Daniel Enderby, 1681-1766. Several researchers have stated that Daniel married Mary Cook, the sister of Captain Cook. During Daniel’s lifetime the firm of Buxton, Sims and Enderby, Oil Merchants, was established at Paul's Wharf, Thames Street. Daniel's son, Samuel, married Hannah Buxton (1st wife). Samuel was a barrel maker at first. It was through marriage that the business became dominated by the Enderby family.

Samuel Enderby, 1719-1797. His second wife was Elizabeth. Enderby ships were registered in London and Boston in America. They transported goods to the colonists and brought whale oil back to the UK. In 1773 the Boston 'Tea Party' took place and it has been said that an Enderby ship carried the tea. However, Dan Byrnes of Australia has stated that there was no direct involvement of Enderby ships in the event. By 1775 The War of Independence had cut off American whale oil so British ship-owners, and Samuel Enderby in particular, decided to go whaling in the South Atlantic. In about 10 years the whales in the South Atlantic were nearly extinct. The Enderbys then concentrated on the seas around New Zealand with The Bay of Islands as a main base. In 1789 after much pleading with the government the Enderbys won the right to go into the South Seas and were then bitten by the exploring bug. This was the start of a drain on their profits.

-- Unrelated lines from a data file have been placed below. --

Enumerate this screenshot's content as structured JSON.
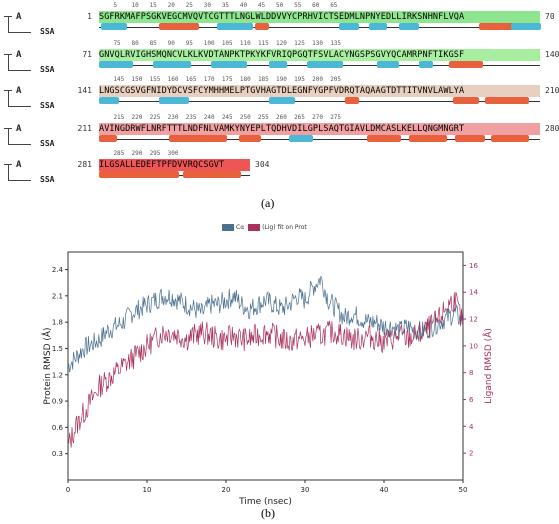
{
  "rows": [
    {
      "start": "1",
      "end": "70",
      "seq": "SGFRKMAFPSGKVEGCMVQVTCGTTTLNGLWLDDVVYCPRHVICTSEDMLNPNYEDLLIRKSNHNFLVQA",
      "ruler": "    5    10   15   20   25   30   35   40   45   50   55   60   65",
      "bg": "#8fe58f",
      "label_a": "A",
      "label_s": "SSA"
    },
    {
      "start": "71",
      "end": "140",
      "seq": "GNVQLRVIGHSMQNCVLKLKVDTANPKTPKYKFVRIQPGQTFSVLACYNGSPSGVYQCAMRPNFTIKGSF",
      "ruler": "    75   80   85   90   95   100  105  110  115  120  125  130  135",
      "bg": "#a8eea0",
      "label_a": "A",
      "label_s": "SSA"
    },
    {
      "start": "141",
      "end": "210",
      "seq": "LNGSCGSVGFNIDYDCVSFCYMHHMELPTGVHAGTDLEGNFYGPFVDRQTAQAAGTDTTITVNVLAWLYA",
      "ruler": "    145  150  155  160  165  170  175  180  185  190  195  200  205",
      "bg": "#e8d0c0",
      "label_a": "A",
      "label_s": "SSA"
    },
    {
      "start": "211",
      "end": "280",
      "seq": "AVINGDRWFLNRFTTTLNDFNLVAMKYNYEPLTQDHVDILGPLSAQTGIAVLDMCASLKELLQNGMNGRT",
      "ruler": "    215  220  225  230  235  240  245  250  255  260  265  270  275",
      "bg": "#f0a0a0",
      "label_a": "A",
      "label_s": "SSA"
    },
    {
      "start": "281",
      "end": "304",
      "seq": "ILGSALLEDEFTPFDVVRQCSGVT",
      "ruler": "    285  290  295  300",
      "bg": "#ee5555",
      "label_a": "A",
      "label_s": "SSA"
    }
  ],
  "caption_a": "(a)",
  "caption_b": "(b)",
  "colors": {
    "protein": "#4a7090",
    "ligand": "#a8325a",
    "helix": "#e8603c",
    "strand": "#4bb8d8"
  },
  "chart_data": {
    "type": "line",
    "legend": [
      "Cα",
      "(Lig) fit on Prot"
    ],
    "xlabel": "Time (nsec)",
    "ylabel_left": "Protein RMSD (Å)",
    "ylabel_right": "Ligand RMSD (Å)",
    "xlim": [
      0,
      50
    ],
    "ylim_left": [
      0.0,
      2.6
    ],
    "ylim_right": [
      0,
      17
    ],
    "x_ticks": [
      0,
      10,
      20,
      30,
      40,
      50
    ],
    "y_ticks_left": [
      0.3,
      0.6,
      0.9,
      1.2,
      1.5,
      1.8,
      2.1,
      2.4
    ],
    "y_ticks_right": [
      2,
      4,
      6,
      8,
      10,
      12,
      14,
      16
    ],
    "protein_x": [
      0,
      1,
      2,
      3,
      4,
      5,
      6,
      7,
      8,
      9,
      10,
      11,
      12,
      13,
      14,
      15,
      16,
      17,
      18,
      19,
      20,
      21,
      22,
      23,
      24,
      25,
      26,
      27,
      28,
      29,
      30,
      31,
      32,
      33,
      34,
      35,
      36,
      37,
      38,
      39,
      40,
      41,
      42,
      43,
      44,
      45,
      46,
      47,
      48,
      49,
      50
    ],
    "protein_y": [
      1.3,
      1.4,
      1.5,
      1.55,
      1.6,
      1.7,
      1.75,
      1.8,
      1.9,
      1.95,
      2.0,
      2.05,
      2.1,
      2.1,
      2.05,
      2.0,
      1.95,
      1.9,
      2.0,
      2.0,
      2.05,
      2.1,
      2.0,
      1.95,
      2.0,
      2.05,
      2.0,
      1.95,
      2.0,
      2.1,
      2.05,
      2.2,
      2.3,
      2.05,
      1.95,
      1.85,
      1.9,
      1.85,
      1.8,
      1.8,
      1.75,
      1.75,
      1.7,
      1.75,
      1.7,
      1.7,
      1.75,
      1.8,
      1.85,
      1.9,
      1.8
    ],
    "ligand_x": [
      0,
      1,
      2,
      3,
      4,
      5,
      6,
      7,
      8,
      9,
      10,
      11,
      12,
      13,
      14,
      15,
      16,
      17,
      18,
      19,
      20,
      21,
      22,
      23,
      24,
      25,
      26,
      27,
      28,
      29,
      30,
      31,
      32,
      33,
      34,
      35,
      36,
      37,
      38,
      39,
      40,
      41,
      42,
      43,
      44,
      45,
      46,
      47,
      48,
      49,
      50
    ],
    "ligand_y": [
      2.5,
      4.0,
      5.0,
      6.0,
      7.0,
      7.5,
      8.0,
      8.5,
      9.0,
      9.5,
      10.0,
      10.5,
      11.0,
      11.0,
      10.8,
      10.5,
      10.8,
      11.0,
      10.8,
      10.5,
      10.5,
      10.8,
      10.5,
      10.5,
      10.8,
      11.0,
      10.8,
      10.5,
      10.3,
      10.5,
      10.5,
      10.8,
      10.8,
      11.0,
      11.0,
      10.8,
      10.5,
      10.5,
      10.8,
      10.5,
      10.3,
      10.5,
      10.8,
      10.5,
      10.8,
      11.0,
      11.5,
      12.0,
      13.0,
      13.5,
      11.5
    ]
  }
}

Samuel Enderby, 1756-1829. Son of Samuel described above. Samuel and all his brothers and sisters were baptised and entered in the Protestant and Non Conformist Register for London, now kept at the Dr. Williams’ Library. Money was left to the preachers at Sailors Hall. It is just possible that the forfeited lands in Ireland were given to the Enderbys for their allegiance to the Non-Conformists during the English Civil War in the 17th century. No proof as yet, just a thought. Samuel got his Captains to go to the Antarctic - thus Enderby Land. Mount Gordon - his daughter Elizabeth married Henry Gordon and so General Gordon was his grandson. By the time of Samuel's death the British whaling industry was in trouble and his son Charles Enderby thought of ways to expand the firm. He was interested in the new 'technology' that was emerging and he was a founder member of the Royal Geographical Society.

Charles, Henry and George Enderby were Samuel's sons. In 1841 Charles was living in Enderby House at Enderby Wharf, while George and Henry were living with their mother in Old Charlton. Previously the family had moved from Greenwich/Blackheath to Eltham. By 1846 Mary Enderby was dead and Charles tried to save the firm by setting up the South Seas Whaling Company with others. As he sailed out of Plymouth to go to the Auckland Islands, NZ, a notice to the effect that the Enderbys were unable to meet all their financial commitments appeared in a London newspaper. There is an excellent book on the ill-fated settlement.

George Enderby. It is unlikely that George lived on Greenwich Marsh. The Enderby Rope Works and other buildings were destroyed or badly damaged by fire in March 1845. Enderby House was eventually repaired.In 1849 Charles moved away, never to return to Greenwich. I had a letter from a Gravesend historian who found George Enderby living in the 1850s and 1860s at Orme House in Northfleet, Kent. The 1861 census listed him as unmarried, age 58; a retired ship owner. His housekeeper Mary Nunn called him ‘Captain Enderby’ and when George moved to Dover Road, Mary moved with him. I have no death date for him.

Henry Enderby. After leaving the Charlton area at some date, he went to live with a male opera singer in West London.

William Enderby. Born 1805. William had money in the firm but does not appear to have been that involved. He married a Mary Howls in 1830 and they had 8 children, e.g. Baptism entry from St. Luke's Church, Charlton, May 23rd 1837:- Charles, son of William and Mary Enderby. Abode Eltham. Father’s profession - Gentleman. Later William Enderby is listed as a ratepayer in Shooters Hill Road. Other information is taken from a notebook of H.H.Enderby of Kai Iwi Beach, Nr.Wanganui, NZ. - H.H. Enderby was William and Mary's grandson. After the firm crashed it is quite likely that William went to Australia or New Zealand. I have no death date for him.
One whaling historian described the Enderbys as "Clogs to clogs in three generations".